Contributed by CAMERA Intern, Rebecca Pritzker:
“A 21st Century Exodus: Dina’s Journey From Alexandria to Jerusalem” summarizes Dina Ovadia’s heartwarming life story – a story filled with harsh rejection, displacement, and eventually, homecoming.
Dina Ovadia was born and raised in Alexandria, Egypt. She, like many other Egyptian children, went to school and even learned some Muslim scriptures. All the while, though, she felt that she was different, and she longed for acceptance.
As prejudice against Jews mounted, however, Dina and her family were eventually banished from the country. It was not until then that she discovered that she was Jewish.
Dina currently lives in Israel and is a member of the IDF. She now has a home alongside fellow Jews.
Israel, the Jewish homeland, serves as a home for many displaced Jewish refugees, including Dina Ovadia. It is in Israel that they find refuge from intolerance and even persecution in certain Diaspora countries that they once called home.

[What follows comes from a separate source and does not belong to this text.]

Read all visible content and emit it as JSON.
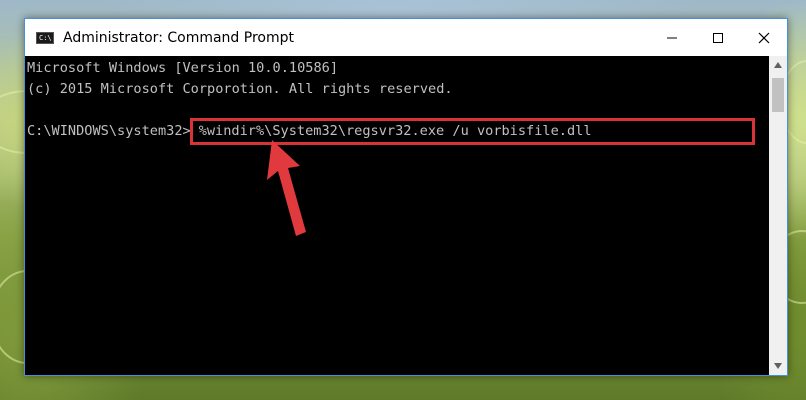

For Jews, Israel has been a sacred homeland ever since G-d commanded Abraham to settle and raise a family in Canaan. Today, any Jewish person has the legal right to become an Israeli citizen. Visit Israel today, and you will encounter Jews of all conceivable backgrounds—Sephardi, Ashkenazi, Russian, American, Ethiopian, and more—living side by side.

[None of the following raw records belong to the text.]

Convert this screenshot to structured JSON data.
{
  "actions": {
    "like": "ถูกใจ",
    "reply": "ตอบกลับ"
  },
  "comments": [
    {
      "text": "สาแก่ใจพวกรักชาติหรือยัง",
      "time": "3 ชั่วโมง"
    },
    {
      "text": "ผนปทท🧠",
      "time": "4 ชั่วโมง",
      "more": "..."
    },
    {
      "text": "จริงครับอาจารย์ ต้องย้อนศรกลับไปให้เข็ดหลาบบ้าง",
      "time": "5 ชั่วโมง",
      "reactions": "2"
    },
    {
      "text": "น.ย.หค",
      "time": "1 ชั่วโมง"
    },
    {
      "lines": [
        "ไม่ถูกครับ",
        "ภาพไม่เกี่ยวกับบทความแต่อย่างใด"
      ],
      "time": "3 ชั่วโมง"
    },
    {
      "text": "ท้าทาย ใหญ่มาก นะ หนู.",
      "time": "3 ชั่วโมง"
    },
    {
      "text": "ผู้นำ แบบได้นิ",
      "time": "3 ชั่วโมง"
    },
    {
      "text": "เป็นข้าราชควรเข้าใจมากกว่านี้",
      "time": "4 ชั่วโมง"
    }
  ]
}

But Israel also opens her doors to refugees of all faiths and ethnicities. Israel, despite her size, is remarkably diverse.
Visit Haifa, and you will witness Druze learning and living alongside Jews. Visit Hebrew University in Jerusalem, one of the nation’s most prestigious learning institutions, and you will observe Muslim students learning alongside Jewish students, both eagerly working to earn a higher education.
And yet, Israel faces countless accusations—of apartheid and of racism to name a few. Would these displays of tolerance and diversity occur in a racist, apartheid state?
Israel was deemed the freest country in the Middle East. Indeed, Israel is home to many Arab citizens—some of whom were once considered refugees—even though neighboring Middle Eastern countries often do not reciprocate to Jews.
Israel is and always has been a homeland and a refuge to many.